2018-01-13 桑本谦 中国法律评论 中国法律评论



桑本谦

中国海洋大学法政学院教授


《著作权法》是为了保护著作权的吗?如果你的回答是肯定的,那么,恭喜你明白了一个很聪明的道理;如果你还不肯定,也同样恭喜你,因为你有机会明白一个更聪明的道理。


几天前引爆网络舆论的那起关于“红色经典”的著作权纠纷案,看似迷雾重重,但若撇开意识形态和历史变迁的诸多干扰项,仅从法律视角透视,就发现纠纷的要点不过是个合同解释的小问题,至于著作权的归属、许可、使用、报酬等等,反倒处于纠纷的外延。


但恰恰是外延涉及的法律逻辑更有意思,也更值得讨论。


对这起纠纷本身,我尽量避而不谈,感觉时机还不成熟。但热点可以回避,与热点相关的法律逻辑却是不容回避。

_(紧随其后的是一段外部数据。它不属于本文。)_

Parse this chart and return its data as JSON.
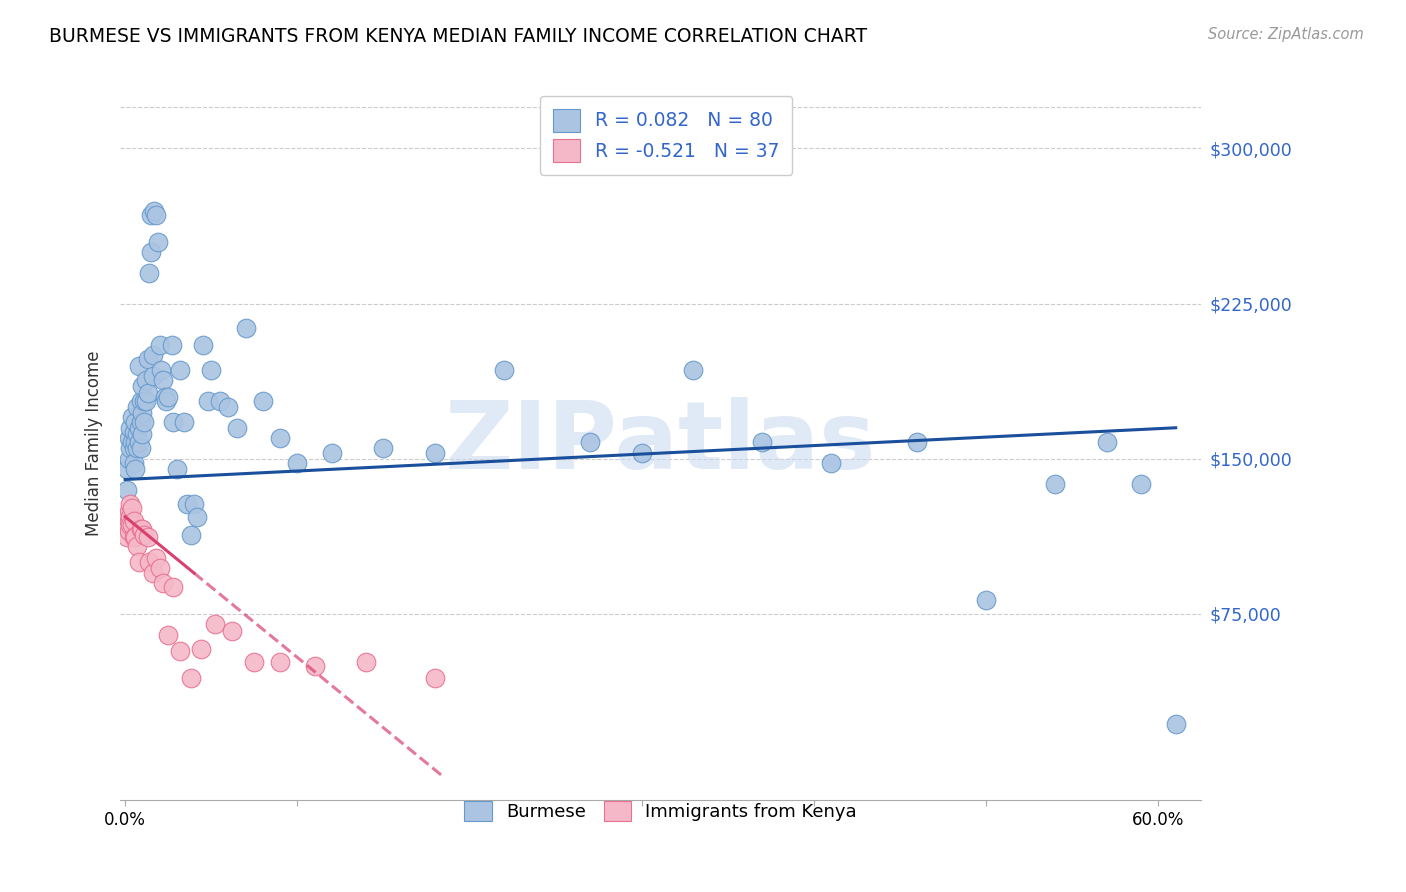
{
  "title": "BURMESE VS IMMIGRANTS FROM KENYA MEDIAN FAMILY INCOME CORRELATION CHART",
  "source": "Source: ZipAtlas.com",
  "ylabel": "Median Family Income",
  "yticks": [
    75000,
    150000,
    225000,
    300000
  ],
  "ytick_labels": [
    "$75,000",
    "$150,000",
    "$225,000",
    "$300,000"
  ],
  "xlim": [
    -0.003,
    0.625
  ],
  "ylim": [
    -15000,
    330000
  ],
  "burmese_color": "#aac4e2",
  "burmese_edge_color": "#6699cc",
  "burmese_line_color": "#1a4f9c",
  "kenya_color": "#f5b8c8",
  "kenya_edge_color": "#e87090",
  "kenya_line_color": "#d94070",
  "legend_color": "#3366cc",
  "watermark": "ZIPatlas",
  "R_burmese": 0.082,
  "N_burmese": 80,
  "R_kenya": -0.521,
  "N_kenya": 37,
  "burmese_x": [
    0.001,
    0.001,
    0.002,
    0.002,
    0.003,
    0.003,
    0.004,
    0.004,
    0.005,
    0.005,
    0.005,
    0.006,
    0.006,
    0.006,
    0.007,
    0.007,
    0.007,
    0.008,
    0.008,
    0.008,
    0.009,
    0.009,
    0.009,
    0.01,
    0.01,
    0.01,
    0.011,
    0.011,
    0.012,
    0.012,
    0.013,
    0.013,
    0.014,
    0.015,
    0.015,
    0.016,
    0.016,
    0.017,
    0.018,
    0.019,
    0.02,
    0.021,
    0.022,
    0.023,
    0.024,
    0.025,
    0.027,
    0.028,
    0.03,
    0.032,
    0.034,
    0.036,
    0.038,
    0.04,
    0.042,
    0.045,
    0.048,
    0.05,
    0.055,
    0.06,
    0.065,
    0.07,
    0.08,
    0.09,
    0.1,
    0.12,
    0.15,
    0.18,
    0.22,
    0.27,
    0.3,
    0.33,
    0.37,
    0.41,
    0.46,
    0.5,
    0.54,
    0.57,
    0.59,
    0.61
  ],
  "burmese_y": [
    145000,
    135000,
    160000,
    150000,
    165000,
    155000,
    170000,
    158000,
    163000,
    155000,
    148000,
    168000,
    158000,
    145000,
    175000,
    162000,
    155000,
    195000,
    165000,
    158000,
    178000,
    168000,
    155000,
    185000,
    172000,
    162000,
    178000,
    168000,
    188000,
    178000,
    198000,
    182000,
    240000,
    250000,
    268000,
    200000,
    190000,
    270000,
    268000,
    255000,
    205000,
    193000,
    188000,
    180000,
    178000,
    180000,
    205000,
    168000,
    145000,
    193000,
    168000,
    128000,
    113000,
    128000,
    122000,
    205000,
    178000,
    193000,
    178000,
    175000,
    165000,
    213000,
    178000,
    160000,
    148000,
    153000,
    155000,
    153000,
    193000,
    158000,
    153000,
    193000,
    158000,
    148000,
    158000,
    82000,
    138000,
    158000,
    138000,
    22000
  ],
  "kenya_x": [
    0.001,
    0.001,
    0.001,
    0.002,
    0.002,
    0.002,
    0.003,
    0.003,
    0.003,
    0.004,
    0.004,
    0.005,
    0.005,
    0.006,
    0.007,
    0.008,
    0.009,
    0.01,
    0.011,
    0.013,
    0.014,
    0.016,
    0.018,
    0.02,
    0.022,
    0.025,
    0.028,
    0.032,
    0.038,
    0.044,
    0.052,
    0.062,
    0.075,
    0.09,
    0.11,
    0.14,
    0.18
  ],
  "kenya_y": [
    122000,
    118000,
    112000,
    125000,
    120000,
    115000,
    128000,
    122000,
    118000,
    126000,
    118000,
    120000,
    112000,
    112000,
    108000,
    100000,
    116000,
    116000,
    113000,
    112000,
    100000,
    95000,
    102000,
    97000,
    90000,
    65000,
    88000,
    57000,
    44000,
    58000,
    70000,
    67000,
    52000,
    52000,
    50000,
    52000,
    44000
  ]
}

著作人可以大致分成两类:一类人在乎自己著作权,尤其关心其中的经济利益,例如这起案件的原告;另一类人却不怎么在乎,对于署名权之外的利益漠不关心,例如本文的主角——“我们”,一群生活在高校里的教师们。


为什么我们不在乎著作权?我想围绕这个话题展开关于著作权法律逻辑的讨论。这算是另一种形式的“蹭热点”吧。




Part

1


我写过不少短文,通常是交给某个微信公众号——多数就是《中法评》——推送,后来又被很多自媒体转发,有时还会进入某个网站,包括门户网站。我在期刊上发表的学术论文也经常被自媒体和网站转发。但这些网络平台却从没经过我的许可,连个招呼都没打过,更别提给我支付报酬了。


至少在2015年底微信平台推出原创文章转载白名单功能之前,这种现象是司空见惯的。我熟悉的那些同行朋友,也大都和我有同样的经历。


但问题是,我们被侵权了吗?


根据《著作权法》的有关规定,尤其根据2013年《信息网络传播保护条例》第2条,我们确实被侵权了——网络平台转发我们的作品,要先获准后付费,天下没有免费的午餐。

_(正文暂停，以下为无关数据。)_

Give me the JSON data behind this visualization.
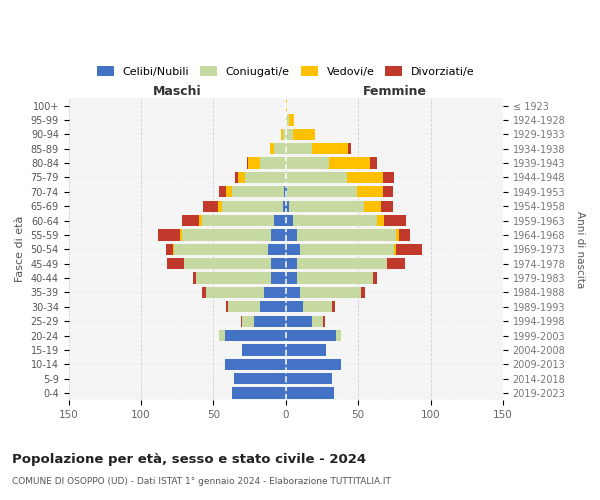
{
  "age_groups": [
    "0-4",
    "5-9",
    "10-14",
    "15-19",
    "20-24",
    "25-29",
    "30-34",
    "35-39",
    "40-44",
    "45-49",
    "50-54",
    "55-59",
    "60-64",
    "65-69",
    "70-74",
    "75-79",
    "80-84",
    "85-89",
    "90-94",
    "95-99",
    "100+"
  ],
  "birth_years": [
    "2019-2023",
    "2014-2018",
    "2009-2013",
    "2004-2008",
    "1999-2003",
    "1994-1998",
    "1989-1993",
    "1984-1988",
    "1979-1983",
    "1974-1978",
    "1969-1973",
    "1964-1968",
    "1959-1963",
    "1954-1958",
    "1949-1953",
    "1944-1948",
    "1939-1943",
    "1934-1938",
    "1929-1933",
    "1924-1928",
    "≤ 1923"
  ],
  "maschi": {
    "celibe": [
      37,
      36,
      42,
      30,
      42,
      22,
      18,
      15,
      10,
      10,
      12,
      10,
      8,
      2,
      1,
      0,
      0,
      0,
      0,
      0,
      0
    ],
    "coniugato": [
      0,
      0,
      0,
      0,
      4,
      8,
      22,
      40,
      52,
      60,
      65,
      62,
      50,
      42,
      36,
      28,
      18,
      8,
      2,
      0,
      0
    ],
    "vedovo": [
      0,
      0,
      0,
      0,
      0,
      0,
      0,
      0,
      0,
      0,
      1,
      1,
      2,
      3,
      4,
      5,
      8,
      3,
      1,
      0,
      0
    ],
    "divorziato": [
      0,
      0,
      0,
      0,
      0,
      1,
      1,
      3,
      2,
      12,
      5,
      15,
      12,
      10,
      5,
      2,
      1,
      0,
      0,
      0,
      0
    ]
  },
  "femmine": {
    "nubile": [
      33,
      32,
      38,
      28,
      35,
      18,
      12,
      10,
      8,
      8,
      10,
      8,
      5,
      2,
      1,
      0,
      0,
      0,
      0,
      0,
      0
    ],
    "coniugata": [
      0,
      0,
      0,
      0,
      3,
      8,
      20,
      42,
      52,
      62,
      65,
      68,
      58,
      52,
      48,
      42,
      30,
      18,
      5,
      2,
      0
    ],
    "vedova": [
      0,
      0,
      0,
      0,
      0,
      0,
      0,
      0,
      0,
      0,
      1,
      2,
      5,
      12,
      18,
      25,
      28,
      25,
      15,
      4,
      1
    ],
    "divorziata": [
      0,
      0,
      0,
      0,
      0,
      1,
      2,
      3,
      3,
      12,
      18,
      8,
      15,
      8,
      7,
      8,
      5,
      2,
      0,
      0,
      0
    ]
  },
  "colors": {
    "celibe_nubile": "#4472c4",
    "coniugato_a": "#c5d9a0",
    "vedovo_a": "#ffc000",
    "divorziato_a": "#c0392b"
  },
  "title": "Popolazione per età, sesso e stato civile - 2024",
  "subtitle": "COMUNE DI OSOPPO (UD) - Dati ISTAT 1° gennaio 2024 - Elaborazione TUTTITALIA.IT",
  "xlabel_left": "Maschi",
  "xlabel_right": "Femmine",
  "ylabel_left": "Fasce di età",
  "ylabel_right": "Anni di nascita",
  "xlim": 150,
  "bg_color": "#ffffff",
  "grid_color": "#cccccc",
  "legend_labels": [
    "Celibi/Nubili",
    "Coniugati/e",
    "Vedovi/e",
    "Divorziati/e"
  ]
}
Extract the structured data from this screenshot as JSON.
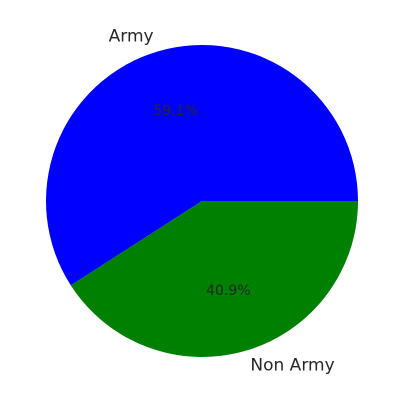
{
  "chart_data": {
    "type": "pie",
    "categories": [
      "Army",
      "Non Army"
    ],
    "values": [
      59.1,
      40.9
    ],
    "percent_labels": [
      "59.1%",
      "40.9%"
    ],
    "colors": [
      "#0000ff",
      "#008000"
    ],
    "start_angle_deg": 0,
    "direction": "counterclockwise"
  }
}
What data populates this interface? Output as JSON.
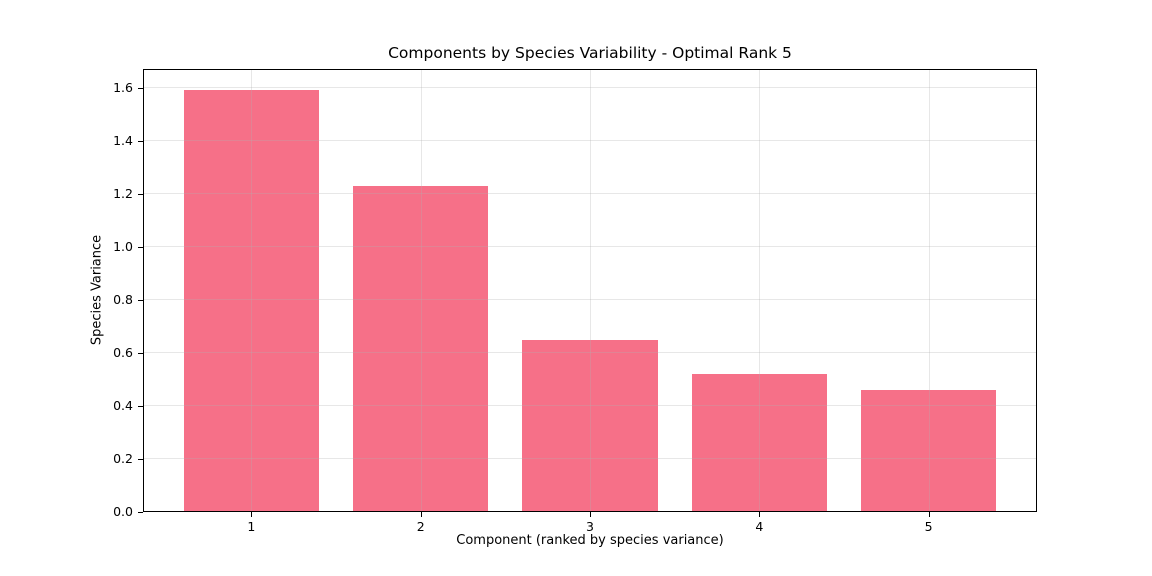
{
  "chart_data": {
    "type": "bar",
    "title": "Components by Species Variability - Optimal Rank 5",
    "xlabel": "Component (ranked by species variance)",
    "ylabel": "Species Variance",
    "categories": [
      "1",
      "2",
      "3",
      "4",
      "5"
    ],
    "values": [
      1.59,
      1.23,
      0.65,
      0.52,
      0.46
    ],
    "x_positions": [
      1,
      2,
      3,
      4,
      5
    ],
    "yticks": [
      0.0,
      0.2,
      0.4,
      0.6,
      0.8,
      1.0,
      1.2,
      1.4,
      1.6
    ],
    "ylim": [
      0,
      1.67
    ],
    "xlim": [
      0.36,
      5.64
    ],
    "bar_width_units": 0.8,
    "bar_color": "#f67088",
    "grid": true,
    "grid_color": "#b0b0b0",
    "grid_alpha": 0.3,
    "spine_color": "#000000",
    "background_color": "#ffffff",
    "legend": null
  }
}
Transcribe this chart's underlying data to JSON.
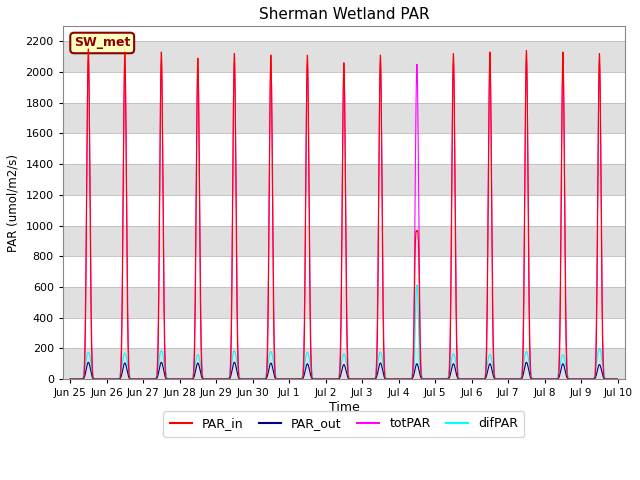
{
  "title": "Sherman Wetland PAR",
  "xlabel": "Time",
  "ylabel": "PAR (umol/m2/s)",
  "ylim": [
    0,
    2300
  ],
  "yticks": [
    0,
    200,
    400,
    600,
    800,
    1000,
    1200,
    1400,
    1600,
    1800,
    2000,
    2200
  ],
  "colors": {
    "PAR_in": "#ff0000",
    "PAR_out": "#00008b",
    "totPAR": "#ff00ff",
    "difPAR": "#00ffff"
  },
  "legend_label": "SW_met",
  "legend_box_color": "#ffffc0",
  "legend_box_edge": "#8b0000",
  "background_stripe_color": "#e0e0e0",
  "tick_labels": [
    "Jun 25",
    "Jun 26",
    "Jun 27",
    "Jun 28",
    "Jun 29",
    "Jun 30",
    "Jul 1",
    "Jul 2",
    "Jul 3",
    "Jul 4",
    "Jul 5",
    "Jul 6",
    "Jul 7",
    "Jul 8",
    "Jul 9",
    "Jul 10"
  ],
  "figsize": [
    6.4,
    4.8
  ],
  "dpi": 100
}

但有意思的是,身为侵权受害人,我们无动于衷,从没打算拿起法律武器来保护自己的合法权益。


你也许会说,在微信平台推出白名单机制以后,转发原创文章的侵权现象就基本消失了。但这不是关键,关键是我们的态度。有没有微信白名单,我们根本不在乎,事实上我们更怀念白名单出现之前那种乱哄哄的局面(看到了吧,我和《中法评》不是一条心)。


为什么我们不在乎自己的著作权?


答案似乎很简单——“嫌麻烦”,嫌麻烦意味着以任何方式保护自己的著作权都会让我们觉得不值得,这是利弊权衡的结果。说白了,我们每个人心里都有笔账。

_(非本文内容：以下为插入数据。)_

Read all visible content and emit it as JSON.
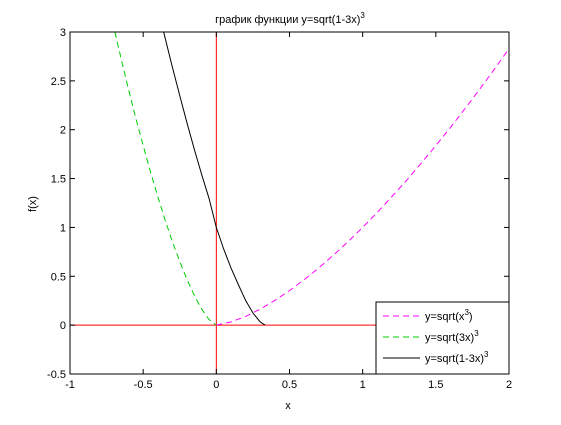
{
  "chart_data": {
    "type": "line",
    "title": "график функции y=sqrt(1-3x)",
    "title_superscript": "3",
    "xlabel": "x",
    "ylabel": "f(x)",
    "xlim": [
      -1,
      2
    ],
    "ylim": [
      -0.5,
      3
    ],
    "x_ticks": [
      -1,
      -0.5,
      0,
      0.5,
      1,
      1.5,
      2
    ],
    "x_tick_labels": [
      "-1",
      "-0.5",
      "0",
      "0.5",
      "1",
      "1.5",
      "2"
    ],
    "y_ticks": [
      -0.5,
      0,
      0.5,
      1,
      1.5,
      2,
      2.5,
      3
    ],
    "y_tick_labels": [
      "-0.5",
      "0",
      "0.5",
      "1",
      "1.5",
      "2",
      "2.5",
      "3"
    ],
    "grid": false,
    "legend_position": "bottom-right",
    "series": [
      {
        "name": "y=sqrt(x",
        "name_superscript": "3",
        "name_suffix": ")",
        "color": "#ff00ff",
        "style": "dashed",
        "x": [
          0,
          0.1,
          0.2,
          0.3,
          0.4,
          0.5,
          0.6,
          0.7,
          0.8,
          0.9,
          1.0,
          1.1,
          1.2,
          1.3,
          1.4,
          1.5,
          1.6,
          1.7,
          1.8,
          1.9,
          2.0
        ],
        "y": [
          0,
          0.032,
          0.089,
          0.164,
          0.253,
          0.354,
          0.465,
          0.586,
          0.716,
          0.854,
          1.0,
          1.154,
          1.315,
          1.482,
          1.657,
          1.837,
          2.024,
          2.217,
          2.415,
          2.619,
          2.828
        ]
      },
      {
        "name": "y=sqrt(3x)",
        "name_superscript": "3",
        "name_suffix": "",
        "color": "#00cc00",
        "style": "dashed",
        "x": [
          -0.693,
          -0.65,
          -0.6,
          -0.55,
          -0.5,
          -0.45,
          -0.4,
          -0.35,
          -0.3,
          -0.25,
          -0.2,
          -0.15,
          -0.1,
          -0.05,
          0
        ],
        "y": [
          3.0,
          2.724,
          2.414,
          2.118,
          1.837,
          1.568,
          1.315,
          1.076,
          0.854,
          0.65,
          0.465,
          0.302,
          0.164,
          0.058,
          0
        ]
      },
      {
        "name": "y=sqrt(1-3x)",
        "name_superscript": "3",
        "name_suffix": "",
        "color": "#000000",
        "style": "solid",
        "x": [
          -0.36,
          -0.3,
          -0.25,
          -0.2,
          -0.15,
          -0.1,
          -0.05,
          0,
          0.05,
          0.1,
          0.15,
          0.2,
          0.25,
          0.3,
          0.3333
        ],
        "y": [
          2.997,
          2.639,
          2.347,
          2.066,
          1.797,
          1.541,
          1.298,
          1.0,
          0.778,
          0.586,
          0.416,
          0.253,
          0.125,
          0.032,
          0
        ]
      }
    ],
    "reference_lines": {
      "color": "#ff0000",
      "x": 0,
      "y": 0
    }
  }
}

我们并不反感,而是欢迎,甚至感谢那些转发我们作品的网络媒体,它们免费传播我的作品,我们名气变大了,还因此圈了粉。若是翻脸去打官司,以后还有谁敢转发我们的作品,总不能为了一点钱(能拿到吗?)我们就去“求封杀”吧。


更可况,倘若因此遭到诸如“斤斤计较”“忘恩负义”“恩将仇报”“占了便宜卖乖”之类的嘲讽和指责,我们的名声就不好听了。网络媒体自然明白这个道理,所以它们转发起来才会有恃无恐。


可是如果哪天,我们或我们中的一部分,由于各种无需列出的原因,突然就不嫌麻烦了,也不顾忌名声了,非要闹上法庭,争个是非曲直,要求转发者支付报酬,赔偿损失(哪怕是虚构的),法院该怎么办?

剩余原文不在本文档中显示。